Я приношу ему огромный стакан «Куантро», и он говорит, чтобы я сам выбрал, что мы будем смотреть.
— Единственное, о чем я прошу, чтобы ты не создавал у него предубеждений, — полушутя-полусерьезно говорит он, когда я возвращаюсь со «Спартаком». — А вдруг ему понравится? И я тебя очень прошу, постарайся вести себя прилично, когда будешь встречаться с моим приятелем. Слышишь? Он занимает очень важный пост и делает нам с тобой огромное одолжение. Не забывай об этом.
Я надеялся, что мы дойдем до реплики «Сулла — да будет проклято его имя и весь его род» и попрактикуемся в ее произнесении, но уже через десять минут из папиного кресла доносится мирное посапывание, я выключаю видик и отправляюсь спать. Проходя мимо, я целую его в лоб, как делал это в детстве.
Он приоткрывает глаза и в приступе чувств хватает мою голову за виски, словно он голкипер, а моя голова — футбольный мяч, который он намеревается отправить в поле.
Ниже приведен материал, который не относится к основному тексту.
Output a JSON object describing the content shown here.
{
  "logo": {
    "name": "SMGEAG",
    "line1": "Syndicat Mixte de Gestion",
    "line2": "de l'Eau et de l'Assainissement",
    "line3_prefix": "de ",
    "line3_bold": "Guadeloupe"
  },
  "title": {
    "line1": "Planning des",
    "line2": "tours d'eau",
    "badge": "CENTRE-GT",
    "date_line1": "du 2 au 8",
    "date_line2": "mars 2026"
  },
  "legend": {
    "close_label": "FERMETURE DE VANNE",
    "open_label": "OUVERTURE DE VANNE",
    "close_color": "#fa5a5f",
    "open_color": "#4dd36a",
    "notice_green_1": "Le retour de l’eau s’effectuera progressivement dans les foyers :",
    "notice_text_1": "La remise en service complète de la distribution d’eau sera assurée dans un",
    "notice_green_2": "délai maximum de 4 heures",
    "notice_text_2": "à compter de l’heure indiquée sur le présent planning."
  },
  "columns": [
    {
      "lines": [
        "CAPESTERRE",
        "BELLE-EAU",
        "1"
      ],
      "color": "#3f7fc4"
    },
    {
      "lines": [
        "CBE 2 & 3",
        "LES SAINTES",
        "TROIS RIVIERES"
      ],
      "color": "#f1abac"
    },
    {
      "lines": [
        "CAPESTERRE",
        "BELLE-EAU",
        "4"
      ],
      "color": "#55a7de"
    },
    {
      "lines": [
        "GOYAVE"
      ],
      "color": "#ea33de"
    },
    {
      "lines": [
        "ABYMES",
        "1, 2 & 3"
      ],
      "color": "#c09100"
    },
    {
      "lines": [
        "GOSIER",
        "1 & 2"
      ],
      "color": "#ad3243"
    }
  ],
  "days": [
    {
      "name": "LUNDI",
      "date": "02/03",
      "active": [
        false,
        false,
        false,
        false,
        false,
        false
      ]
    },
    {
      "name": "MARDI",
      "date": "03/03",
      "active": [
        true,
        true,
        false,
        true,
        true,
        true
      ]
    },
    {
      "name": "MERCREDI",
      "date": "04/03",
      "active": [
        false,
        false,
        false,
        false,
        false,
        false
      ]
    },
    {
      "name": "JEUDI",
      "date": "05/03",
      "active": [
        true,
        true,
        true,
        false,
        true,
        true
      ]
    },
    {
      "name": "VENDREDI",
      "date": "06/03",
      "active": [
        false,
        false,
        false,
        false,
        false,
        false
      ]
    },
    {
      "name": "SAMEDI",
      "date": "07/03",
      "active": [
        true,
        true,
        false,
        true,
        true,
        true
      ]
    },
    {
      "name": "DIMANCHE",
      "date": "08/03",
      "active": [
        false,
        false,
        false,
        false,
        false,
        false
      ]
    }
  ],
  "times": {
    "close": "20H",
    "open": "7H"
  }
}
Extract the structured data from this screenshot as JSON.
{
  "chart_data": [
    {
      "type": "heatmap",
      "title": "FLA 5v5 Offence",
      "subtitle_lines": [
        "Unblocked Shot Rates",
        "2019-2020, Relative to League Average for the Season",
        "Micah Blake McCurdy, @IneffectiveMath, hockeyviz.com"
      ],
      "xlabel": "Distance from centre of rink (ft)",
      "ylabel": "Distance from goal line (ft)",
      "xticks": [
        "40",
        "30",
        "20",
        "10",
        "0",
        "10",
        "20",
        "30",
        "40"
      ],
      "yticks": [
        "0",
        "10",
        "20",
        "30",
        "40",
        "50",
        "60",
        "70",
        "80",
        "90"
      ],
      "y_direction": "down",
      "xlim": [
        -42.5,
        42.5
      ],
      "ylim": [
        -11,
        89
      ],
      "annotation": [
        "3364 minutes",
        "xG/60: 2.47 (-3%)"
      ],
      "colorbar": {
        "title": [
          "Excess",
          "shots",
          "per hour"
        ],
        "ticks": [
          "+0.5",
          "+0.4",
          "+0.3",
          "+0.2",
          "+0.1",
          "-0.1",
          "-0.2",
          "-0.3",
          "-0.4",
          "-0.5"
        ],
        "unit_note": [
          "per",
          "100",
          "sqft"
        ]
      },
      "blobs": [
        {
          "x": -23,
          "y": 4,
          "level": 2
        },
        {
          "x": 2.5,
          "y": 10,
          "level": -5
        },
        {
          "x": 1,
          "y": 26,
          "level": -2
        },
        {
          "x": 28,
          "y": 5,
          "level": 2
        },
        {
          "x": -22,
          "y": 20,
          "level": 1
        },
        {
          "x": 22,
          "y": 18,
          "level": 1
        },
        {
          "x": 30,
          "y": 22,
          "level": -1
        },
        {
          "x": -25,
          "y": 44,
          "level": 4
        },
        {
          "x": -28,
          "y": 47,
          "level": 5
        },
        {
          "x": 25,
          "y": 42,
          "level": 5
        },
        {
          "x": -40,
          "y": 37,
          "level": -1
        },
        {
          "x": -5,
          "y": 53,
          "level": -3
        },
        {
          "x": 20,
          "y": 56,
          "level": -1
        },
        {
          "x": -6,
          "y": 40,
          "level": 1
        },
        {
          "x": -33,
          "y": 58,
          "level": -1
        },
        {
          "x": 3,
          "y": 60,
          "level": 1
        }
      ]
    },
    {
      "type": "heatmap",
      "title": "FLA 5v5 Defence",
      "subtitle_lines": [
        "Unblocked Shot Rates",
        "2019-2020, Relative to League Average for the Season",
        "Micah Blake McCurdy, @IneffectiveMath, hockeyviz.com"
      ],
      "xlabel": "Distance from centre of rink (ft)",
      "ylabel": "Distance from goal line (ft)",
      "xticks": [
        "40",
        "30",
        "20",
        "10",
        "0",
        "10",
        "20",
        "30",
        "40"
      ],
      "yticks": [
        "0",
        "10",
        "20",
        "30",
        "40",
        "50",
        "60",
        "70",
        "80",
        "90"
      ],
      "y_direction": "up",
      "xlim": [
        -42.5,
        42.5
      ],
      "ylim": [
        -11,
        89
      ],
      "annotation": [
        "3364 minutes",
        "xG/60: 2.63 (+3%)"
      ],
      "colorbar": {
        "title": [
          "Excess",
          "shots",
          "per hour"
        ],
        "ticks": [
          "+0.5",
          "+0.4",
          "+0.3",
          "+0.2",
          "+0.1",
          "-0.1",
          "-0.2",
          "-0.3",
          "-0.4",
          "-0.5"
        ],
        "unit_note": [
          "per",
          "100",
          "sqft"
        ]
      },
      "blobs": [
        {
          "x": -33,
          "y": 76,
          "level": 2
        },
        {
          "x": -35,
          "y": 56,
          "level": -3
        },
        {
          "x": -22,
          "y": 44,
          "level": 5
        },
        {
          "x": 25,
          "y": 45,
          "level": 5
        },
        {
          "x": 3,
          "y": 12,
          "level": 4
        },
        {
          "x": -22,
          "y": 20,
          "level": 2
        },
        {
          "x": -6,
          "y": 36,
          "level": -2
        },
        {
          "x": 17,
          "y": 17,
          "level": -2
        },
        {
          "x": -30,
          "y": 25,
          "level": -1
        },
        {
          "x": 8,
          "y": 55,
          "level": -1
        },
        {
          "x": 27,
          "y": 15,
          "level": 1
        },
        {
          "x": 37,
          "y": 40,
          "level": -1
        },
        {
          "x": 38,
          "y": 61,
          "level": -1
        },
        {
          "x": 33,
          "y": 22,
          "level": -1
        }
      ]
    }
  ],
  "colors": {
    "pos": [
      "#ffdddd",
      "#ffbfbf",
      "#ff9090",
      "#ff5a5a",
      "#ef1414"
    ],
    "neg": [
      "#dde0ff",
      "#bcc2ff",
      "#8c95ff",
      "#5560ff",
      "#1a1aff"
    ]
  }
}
— Ты совершенно невыносим, но я люблю тебя, — говорит он, глядя мне в глаза. — Надеюсь, ты это понимаешь?
Я прошу его доказать свою любовь и снять счетчик с телефона, но он мне отказывает.
Сегодня приехала Сара, чтобы приготовить жаркое и показать нам свое свадебное платье. Не успев войти, она целует меня в щеку и проникновенно произносит:
— Молодец, Джей. Наконец-то ты повзрослел. Я знала, что так и будет.
За обедом ради разнообразия все со мной разговаривают, а папа разглагольствует о том, как здорово работать в Сити и что он всегда знал, что именно там я и окажусь. Мы с Сарой тоже на редкость ладим и, после того как папа уходит, погружаемся в воспоминания о маме. Сара рассказывает, как обсуждала с ней всякие мелочи, связанные с подготовкой к свадьбе: «Куда посадить дядю Роджера? Не следует ли пригласить струнный квартет?» Она говорит, что, когда ей грустно, она всегда представляет, как мама занимается своими обычными делами в раю — сажает цветы, гладит белье, заставляет окружающих есть помидоры и болтает со своей подругой Хейзел, которая умерла несколько лет тому назад.